La notizia sconvolge il Paese intero. Pier Paolo Pasolini – scrittore, poeta, autore e regista cinematografico e teatrale – nasce cento anni fa, nel 1922, a Bologna. Segue gli spostamenti continui del padre Carlo, ufficiale di carriera: dopo la laurea in Lettere, Pasolini si trasferisce in Friuli, nel paese natale della madre, dove comincia la sua esperienza letteraria, e poi definitivamente a Roma. La pubblicazione dei due «romanzi romani» – «Ragazzi di vita» nel 1955 e «Una vita violenta» nel 1959 – rappresenta, si legge sulla «Gazzetta», uno dei fatti più interessanti degli anni Cinquanta. «Una ricerca inquieta, appassionata, nel tessuto sociale dei luoghi, delle comunità umane in cui visse, o meglio con cui visse, perché tutta l’opera di Pasolini, e dunque anche la sua vita, è all’insegna della partecipazione, viva, attiva: egli è stato un vero militante, in uno dei periodi più difficili della nostra storia recente».
Lo scrittore barese Giorgio Saponaro così lo ricorda: «Gli occhiali neri, come per difesa contro il mondo che voleva sempre osservarlo, scrutarlo, vivisezionarlo; la voce, dolcissima, suadente come di chi soffre quotidianamente con immenso strazio le cose di cui parla, di cui dice, con le quali intrattiene gli altri. Il corpo magro, i giubbotti neri, e tutto intorno alla sua figura un non so che di rappreso, di tenuto a freno, di gentile e di forte insieme».
Sulla «Gazzetta» si riportano, inoltre, le reazioni a caldo di molte personalità della cultura nazionale.
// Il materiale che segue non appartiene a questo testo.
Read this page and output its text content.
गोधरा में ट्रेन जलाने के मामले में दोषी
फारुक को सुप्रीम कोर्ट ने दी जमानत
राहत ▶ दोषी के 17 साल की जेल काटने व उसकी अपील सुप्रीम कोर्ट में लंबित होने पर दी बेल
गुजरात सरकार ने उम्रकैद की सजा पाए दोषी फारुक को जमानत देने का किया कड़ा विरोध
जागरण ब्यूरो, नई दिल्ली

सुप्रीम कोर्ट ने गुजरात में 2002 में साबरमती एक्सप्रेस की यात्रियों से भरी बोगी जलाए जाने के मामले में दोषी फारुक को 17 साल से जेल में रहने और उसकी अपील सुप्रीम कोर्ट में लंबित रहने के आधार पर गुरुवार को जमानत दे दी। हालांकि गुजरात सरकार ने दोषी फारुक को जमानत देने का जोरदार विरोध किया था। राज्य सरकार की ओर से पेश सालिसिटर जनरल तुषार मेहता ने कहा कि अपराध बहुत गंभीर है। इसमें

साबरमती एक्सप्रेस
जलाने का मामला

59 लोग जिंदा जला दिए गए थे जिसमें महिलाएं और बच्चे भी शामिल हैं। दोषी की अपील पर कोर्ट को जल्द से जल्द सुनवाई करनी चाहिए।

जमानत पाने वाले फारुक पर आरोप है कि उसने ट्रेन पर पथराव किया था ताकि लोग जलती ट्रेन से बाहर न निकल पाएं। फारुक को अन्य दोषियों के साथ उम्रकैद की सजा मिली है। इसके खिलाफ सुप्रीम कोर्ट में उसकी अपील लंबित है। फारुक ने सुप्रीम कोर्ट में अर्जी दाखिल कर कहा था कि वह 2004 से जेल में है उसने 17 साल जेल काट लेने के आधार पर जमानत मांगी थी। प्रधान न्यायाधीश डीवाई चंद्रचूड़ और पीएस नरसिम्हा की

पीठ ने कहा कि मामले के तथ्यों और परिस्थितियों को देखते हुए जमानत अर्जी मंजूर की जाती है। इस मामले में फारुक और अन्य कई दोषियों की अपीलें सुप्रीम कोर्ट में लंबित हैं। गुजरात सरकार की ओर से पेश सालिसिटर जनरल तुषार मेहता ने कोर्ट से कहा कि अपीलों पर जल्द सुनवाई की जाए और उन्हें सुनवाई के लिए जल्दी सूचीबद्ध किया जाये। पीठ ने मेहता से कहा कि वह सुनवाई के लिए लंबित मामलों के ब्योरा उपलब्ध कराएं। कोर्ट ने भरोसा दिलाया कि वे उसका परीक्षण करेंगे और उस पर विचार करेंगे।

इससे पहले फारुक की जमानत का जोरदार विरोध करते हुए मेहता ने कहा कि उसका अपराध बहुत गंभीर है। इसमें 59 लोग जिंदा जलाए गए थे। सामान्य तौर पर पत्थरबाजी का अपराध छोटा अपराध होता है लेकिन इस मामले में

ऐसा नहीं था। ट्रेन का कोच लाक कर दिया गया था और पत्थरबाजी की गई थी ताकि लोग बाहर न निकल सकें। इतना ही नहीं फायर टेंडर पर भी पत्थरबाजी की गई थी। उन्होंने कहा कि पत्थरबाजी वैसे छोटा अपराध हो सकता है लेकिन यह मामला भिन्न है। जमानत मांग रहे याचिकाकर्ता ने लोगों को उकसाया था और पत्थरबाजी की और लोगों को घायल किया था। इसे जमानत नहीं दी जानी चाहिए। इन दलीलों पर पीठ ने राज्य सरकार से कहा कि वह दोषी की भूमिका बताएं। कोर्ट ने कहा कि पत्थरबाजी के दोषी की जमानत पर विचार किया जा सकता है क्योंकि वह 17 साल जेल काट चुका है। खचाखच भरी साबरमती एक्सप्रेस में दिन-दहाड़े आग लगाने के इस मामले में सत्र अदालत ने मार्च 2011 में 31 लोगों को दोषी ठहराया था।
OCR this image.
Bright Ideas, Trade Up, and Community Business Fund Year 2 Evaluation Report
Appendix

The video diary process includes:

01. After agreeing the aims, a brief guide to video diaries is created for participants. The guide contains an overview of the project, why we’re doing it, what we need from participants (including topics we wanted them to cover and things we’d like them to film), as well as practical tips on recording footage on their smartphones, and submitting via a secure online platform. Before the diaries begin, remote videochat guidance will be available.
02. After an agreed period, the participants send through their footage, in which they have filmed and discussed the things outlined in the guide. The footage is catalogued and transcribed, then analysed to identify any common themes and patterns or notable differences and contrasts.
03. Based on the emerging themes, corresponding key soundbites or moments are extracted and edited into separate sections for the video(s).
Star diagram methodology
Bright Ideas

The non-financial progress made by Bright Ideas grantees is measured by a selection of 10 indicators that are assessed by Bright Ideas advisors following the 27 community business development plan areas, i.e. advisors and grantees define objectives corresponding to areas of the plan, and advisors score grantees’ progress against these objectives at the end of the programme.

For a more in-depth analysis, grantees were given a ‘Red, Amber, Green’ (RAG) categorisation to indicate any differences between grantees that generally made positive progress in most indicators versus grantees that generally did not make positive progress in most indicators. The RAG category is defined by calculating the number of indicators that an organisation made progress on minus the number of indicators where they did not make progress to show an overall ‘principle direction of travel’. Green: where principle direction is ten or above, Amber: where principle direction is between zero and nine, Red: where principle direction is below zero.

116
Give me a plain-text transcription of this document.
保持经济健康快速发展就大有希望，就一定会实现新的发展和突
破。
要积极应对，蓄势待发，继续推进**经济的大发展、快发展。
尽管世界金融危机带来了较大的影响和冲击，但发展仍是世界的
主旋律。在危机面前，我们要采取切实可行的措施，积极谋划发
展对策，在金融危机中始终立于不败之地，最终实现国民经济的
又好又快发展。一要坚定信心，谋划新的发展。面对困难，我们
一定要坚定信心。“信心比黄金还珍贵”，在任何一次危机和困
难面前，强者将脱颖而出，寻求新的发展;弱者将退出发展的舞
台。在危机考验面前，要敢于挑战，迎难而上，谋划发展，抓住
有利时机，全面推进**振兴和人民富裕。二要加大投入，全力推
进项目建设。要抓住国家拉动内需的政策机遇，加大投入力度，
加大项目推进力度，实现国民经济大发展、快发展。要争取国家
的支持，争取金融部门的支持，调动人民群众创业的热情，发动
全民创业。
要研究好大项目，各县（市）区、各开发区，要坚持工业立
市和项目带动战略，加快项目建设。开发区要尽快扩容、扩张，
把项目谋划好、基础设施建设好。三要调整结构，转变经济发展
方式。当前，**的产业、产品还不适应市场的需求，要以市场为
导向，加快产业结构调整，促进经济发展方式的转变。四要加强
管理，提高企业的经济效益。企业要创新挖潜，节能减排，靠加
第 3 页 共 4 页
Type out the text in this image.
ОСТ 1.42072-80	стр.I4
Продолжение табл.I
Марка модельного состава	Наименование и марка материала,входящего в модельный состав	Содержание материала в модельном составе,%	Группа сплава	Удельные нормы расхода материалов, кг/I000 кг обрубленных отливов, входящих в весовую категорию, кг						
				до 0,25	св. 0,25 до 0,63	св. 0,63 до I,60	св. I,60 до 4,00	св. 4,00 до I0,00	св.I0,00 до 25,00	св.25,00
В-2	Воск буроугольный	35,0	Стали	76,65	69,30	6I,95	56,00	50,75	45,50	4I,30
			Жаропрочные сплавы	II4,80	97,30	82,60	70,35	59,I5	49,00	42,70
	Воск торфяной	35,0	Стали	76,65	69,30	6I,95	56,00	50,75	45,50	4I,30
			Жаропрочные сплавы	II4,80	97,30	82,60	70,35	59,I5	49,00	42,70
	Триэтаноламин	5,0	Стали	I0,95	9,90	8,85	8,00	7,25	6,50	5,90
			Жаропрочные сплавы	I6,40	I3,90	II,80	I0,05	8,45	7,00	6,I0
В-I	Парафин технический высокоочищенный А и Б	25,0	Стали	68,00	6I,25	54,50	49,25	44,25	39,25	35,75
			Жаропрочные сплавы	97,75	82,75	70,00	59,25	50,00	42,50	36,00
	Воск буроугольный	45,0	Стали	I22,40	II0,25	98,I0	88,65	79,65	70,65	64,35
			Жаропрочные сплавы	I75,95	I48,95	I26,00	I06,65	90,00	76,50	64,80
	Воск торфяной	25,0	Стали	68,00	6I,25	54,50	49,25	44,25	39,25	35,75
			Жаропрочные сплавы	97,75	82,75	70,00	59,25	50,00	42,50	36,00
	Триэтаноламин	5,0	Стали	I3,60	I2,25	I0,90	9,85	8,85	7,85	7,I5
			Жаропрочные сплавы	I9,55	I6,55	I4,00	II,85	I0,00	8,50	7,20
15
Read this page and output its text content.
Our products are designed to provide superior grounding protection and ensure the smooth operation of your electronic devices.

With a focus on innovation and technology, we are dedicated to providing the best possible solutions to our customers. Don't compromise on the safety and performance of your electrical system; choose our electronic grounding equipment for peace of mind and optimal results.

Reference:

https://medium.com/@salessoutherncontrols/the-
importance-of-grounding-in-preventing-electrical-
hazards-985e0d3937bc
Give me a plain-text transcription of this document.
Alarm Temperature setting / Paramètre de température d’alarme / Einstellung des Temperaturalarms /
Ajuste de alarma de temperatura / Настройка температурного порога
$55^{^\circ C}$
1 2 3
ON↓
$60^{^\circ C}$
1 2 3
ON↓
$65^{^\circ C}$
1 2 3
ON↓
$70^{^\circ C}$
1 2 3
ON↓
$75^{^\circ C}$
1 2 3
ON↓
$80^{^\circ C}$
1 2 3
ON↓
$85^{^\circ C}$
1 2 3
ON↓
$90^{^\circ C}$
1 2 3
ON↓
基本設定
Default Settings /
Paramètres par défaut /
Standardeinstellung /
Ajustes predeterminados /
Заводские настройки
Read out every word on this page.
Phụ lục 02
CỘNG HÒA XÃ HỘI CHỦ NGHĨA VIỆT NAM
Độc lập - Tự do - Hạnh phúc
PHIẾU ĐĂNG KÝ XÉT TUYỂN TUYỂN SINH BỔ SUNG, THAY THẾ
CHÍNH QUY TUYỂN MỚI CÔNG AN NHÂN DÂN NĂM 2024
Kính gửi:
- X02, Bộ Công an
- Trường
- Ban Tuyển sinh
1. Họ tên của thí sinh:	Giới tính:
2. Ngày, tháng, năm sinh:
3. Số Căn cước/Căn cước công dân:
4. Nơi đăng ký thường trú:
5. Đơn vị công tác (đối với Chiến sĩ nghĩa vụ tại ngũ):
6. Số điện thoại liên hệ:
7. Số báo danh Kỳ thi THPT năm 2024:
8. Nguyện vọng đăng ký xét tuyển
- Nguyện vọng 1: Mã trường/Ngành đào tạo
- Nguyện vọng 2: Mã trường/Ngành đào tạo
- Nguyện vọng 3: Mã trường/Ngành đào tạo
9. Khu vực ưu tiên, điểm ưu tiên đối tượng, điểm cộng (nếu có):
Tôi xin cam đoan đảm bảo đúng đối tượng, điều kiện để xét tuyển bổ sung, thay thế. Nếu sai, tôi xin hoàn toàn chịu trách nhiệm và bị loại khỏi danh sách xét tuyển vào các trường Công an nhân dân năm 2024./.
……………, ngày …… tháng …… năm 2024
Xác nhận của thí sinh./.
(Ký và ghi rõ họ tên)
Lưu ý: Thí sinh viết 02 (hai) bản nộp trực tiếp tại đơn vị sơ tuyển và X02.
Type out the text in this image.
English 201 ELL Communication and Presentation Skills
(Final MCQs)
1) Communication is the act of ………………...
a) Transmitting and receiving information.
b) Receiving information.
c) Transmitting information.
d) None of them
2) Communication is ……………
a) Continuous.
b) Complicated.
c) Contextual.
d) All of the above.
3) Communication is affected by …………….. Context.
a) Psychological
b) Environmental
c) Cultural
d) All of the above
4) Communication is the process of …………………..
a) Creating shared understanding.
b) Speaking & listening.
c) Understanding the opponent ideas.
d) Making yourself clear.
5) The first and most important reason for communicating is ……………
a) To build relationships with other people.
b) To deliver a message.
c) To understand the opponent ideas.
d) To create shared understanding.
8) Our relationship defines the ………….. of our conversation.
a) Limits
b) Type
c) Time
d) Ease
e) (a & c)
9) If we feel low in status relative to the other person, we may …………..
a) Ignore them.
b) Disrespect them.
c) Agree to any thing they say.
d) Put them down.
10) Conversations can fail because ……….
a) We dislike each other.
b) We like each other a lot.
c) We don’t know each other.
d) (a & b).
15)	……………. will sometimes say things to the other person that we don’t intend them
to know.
Eduardo De Filippo, che di lì a poco avrebbe dovuto interpretare l’ultimo film di Pasolini, commenta amaro: «Mentre l’uccidevano, povero e caro Pier Paolo, avrà certamente pensato al soggetto cinematografico che aveva ideato per me, nel quale descriveva, in modo allucinante e ricco di particolari, la scena di un martirio che subisce un uomo in mezzo ad una pubblica piazza». «Sono sconvolta e desolata» – dice Lina Wertmüller – «Abbiamo perduto forse l’intelligenza più lucida dell’Italia contemporanea».